Ele tinha se tornado um herói popular no Havaí, quando entrou no time como quarterback reserva e acertou oito passes para touchdown, destruindo a temporada invicta da Universidade Brigham Young. Deixando de lado os planos para seguir os passos do pai e se tornar bombeiro, acabou por se transformar em treinador, e levou o Rainbow Warriors, o time da universidade, a uma grande virada em suas quatro temporadas no comando da equipe, mas sempre de olho no espetáculo.

Ele participou de sessões de mídia acompanhado por imitadores de Elvis Presley e Britney Spears, vestiu-se de palhaço para um jogo de primavera e suas intervenções na mídia social eram sempre repletas de humor ácido –ele tuitou o logotipo do Rose Bowl depois de iniciar a temporada de 2019 vencendo as universidades do Arizona e Oregon.

Rolovich rapidamente conquistou a torcida do Cougars, convidando torcedores que moravam em Seattle a ir com ele ao bar e pagando a conta. Pouco depois que a pandemia chegou, ele pagava 20 refeições por noite em restaurantes de Pullman, para entrega às primeiras pessoas que aparecessem para retirá-las. E quando as visitas ao campus foram proibidas, ele prendeu um celular ao boné e saiu passeando de bicicleta, para mostrar o campus a um potencial recruta via FaceTime.

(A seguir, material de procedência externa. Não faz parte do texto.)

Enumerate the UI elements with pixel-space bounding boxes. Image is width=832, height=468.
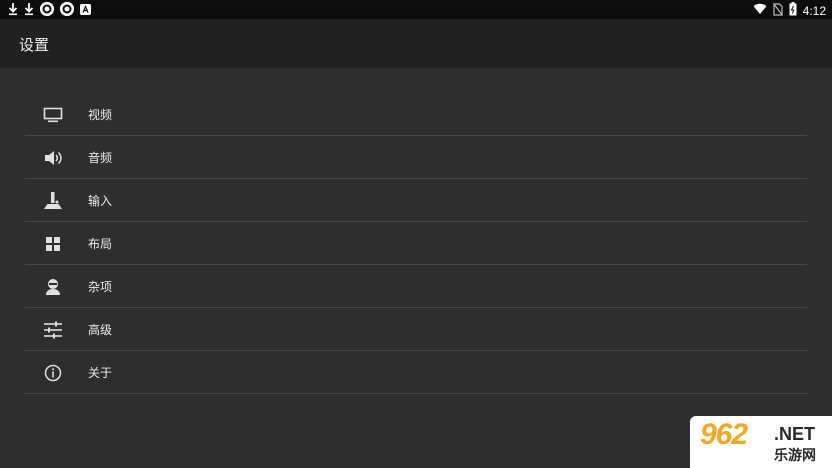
watermark-site-name: 乐游网 xyxy=(774,448,816,464)
no-sim-icon xyxy=(772,2,783,19)
menu-item-advanced[interactable]: 高级 xyxy=(25,308,807,351)
watermark-domain: .NET xyxy=(774,424,816,444)
menu-item-label: 高级 xyxy=(88,323,113,337)
person-icon xyxy=(42,276,64,298)
settings-content: 视频 音频 输入 布局 杂项 高级 关于 xyxy=(0,68,832,468)
info-icon xyxy=(42,362,64,384)
joystick-icon xyxy=(42,190,64,212)
menu-item-misc[interactable]: 杂项 xyxy=(25,265,807,308)
a-app-icon xyxy=(80,3,91,15)
menu-item-label: 杂项 xyxy=(88,280,113,294)
status-bar-system: 4:12 xyxy=(753,2,826,19)
settings-menu: 视频 音频 输入 布局 杂项 高级 关于 xyxy=(25,93,807,394)
watermark-number: 962 xyxy=(700,418,748,451)
menu-item-label: 视频 xyxy=(88,108,113,122)
circle-app-icon xyxy=(60,2,74,16)
menu-item-input[interactable]: 输入 xyxy=(25,179,807,222)
download-icon xyxy=(24,2,34,16)
watermark-logo: 962 .NET 乐游网 xyxy=(690,416,832,468)
circle-app-icon xyxy=(40,2,54,16)
menu-item-about[interactable]: 关于 xyxy=(25,351,807,394)
grid-icon xyxy=(42,233,64,255)
monitor-icon xyxy=(42,104,64,126)
battery-icon xyxy=(789,2,797,19)
menu-item-label: 关于 xyxy=(88,366,113,380)
status-time: 4:12 xyxy=(802,3,826,18)
wifi-icon xyxy=(753,3,767,18)
status-bar: 4:12 xyxy=(0,0,832,19)
menu-item-label: 音频 xyxy=(88,151,113,165)
page-title: 设置 xyxy=(19,36,50,54)
menu-item-label: 布局 xyxy=(88,237,113,251)
download-icon xyxy=(8,2,18,16)
menu-item-audio[interactable]: 音频 xyxy=(25,136,807,179)
sliders-icon xyxy=(42,319,64,341)
menu-item-layout[interactable]: 布局 xyxy=(25,222,807,265)
menu-item-video[interactable]: 视频 xyxy=(25,93,807,136)
menu-item-label: 输入 xyxy=(88,194,113,208)
status-bar-notifications xyxy=(8,2,91,16)
speaker-icon xyxy=(42,147,64,169)
app-toolbar: 设置 xyxy=(0,19,832,68)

Mas começou a ser visto sob uma luz diferente um ano atrás, quando Kassidy Woods, um recebedor que estava no segundo ano da universidade, gravou um telefonema no qual Rolovich deixava claro que ele podia desistir da temporada por motivos de saúde –Woods tem células falciformes e tinha medo de pegar o coronavírus–, mas que ele seria tratado de outro modo caso se unisse a um movimento que começava a ser formado para defender os direitos dos jogadores da Pac-12.

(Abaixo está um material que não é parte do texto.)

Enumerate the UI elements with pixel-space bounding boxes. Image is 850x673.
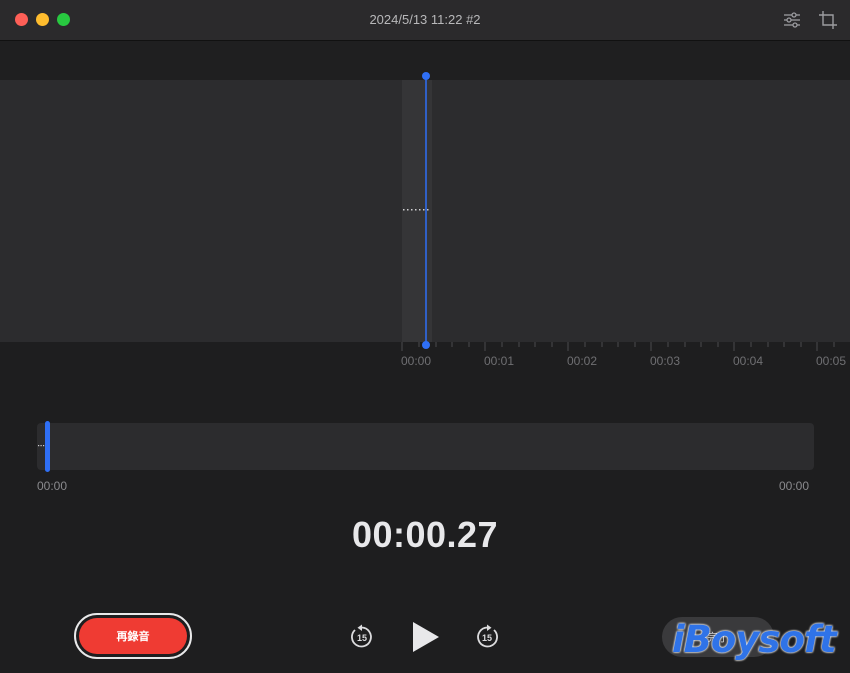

Depois da conversa, Woods, que representava o departamento atlético e o de futebol americano em comitês universitários, foi instruído a esvaziar seu armário no dia seguinte. Ele por fim se transferiu para a Universidade do Norte do Colorado e no mês passado abriu um processo contra Rolovich e a Universidade Estadual de Washington.

“Eu definiria como uma ironia dramática”, disse Woods em entrevista por telefone na sexta-feira. “A decisão de cada pessoa deve ser respeitada, mas ele não respeitou a minha. A regra era que, se eu não seguisse o roteiro, não podia ser parte do time., E agora ele não quer seguir o roteiro sobre a vacina. Ele quer ser parte do time?”

Entre os legados mais duradouros da pandemia está sua presença como instrumento de divisão, seja por meio de lockdowns, máscaras, vacinas ou regras de vacinação compulsória. A linha de demarcação entre liberdade pessoal e o bem público deixa só o fio da navalha, como espaço para o bom senso.
E assim, depois que Rolovich admitiu em uma entrevista por vídeo depois do jogo do sábado que o estresse dos últimos meses havia sido “incrível”, talvez não surpreenda que um dos Cougars –83% dos quais haviam sido vacinados até o dia 10 de setembro– tenha retratado a situação em termos de amigos e inimigos.

“O pessoal que cobre o nosso time está tentado criar um buraco na equipe do Cougars”, disse o quarterback Jayden de Laura. “Achei que vocês deveriam nos apoiar, mas estão tentando tirar nosso líder do time.”

Ele acrescentou que “provavelmente existe fricção fora do time. Não prestamos atenção a esse tipo de coisa. Isso é com vocês. É a perspectiva de vocês. Vocês não chegam aqui cedinho toda manhã para treinar conosco e fazer o sacrifício que fazemos”.

Antes da partida, de Laura parou seu aquecimento por alguns minutos para uma breve conversa com Jack Thompson, conhecido como Throwin’ Samoan e reverenciado como o primeiro em uma longa linhagem de quarterbacks fortes na universidade. Poucos minutos antes, Thompson, usando uma jaqueta do time, havia dado um abraço em Rolovich e desejado boa sorte ao treinador.

Mas até Thompson enfrentava dificuldade para compreender a situação.

“Estou dividido”, ele disse. “Nick é meu amigo, e um treinador excelente. E eu lhe disse o que acho. Mas amo minha escola, e ninguém é maior do que ela.”

“Estou rezando para que a coisa certa aconteça”, ele prosseguiu, ciente de que, como qualquer outra pessoa –exceto talvez Rolovic– ele não faz ideia de como a situação vai se resolver.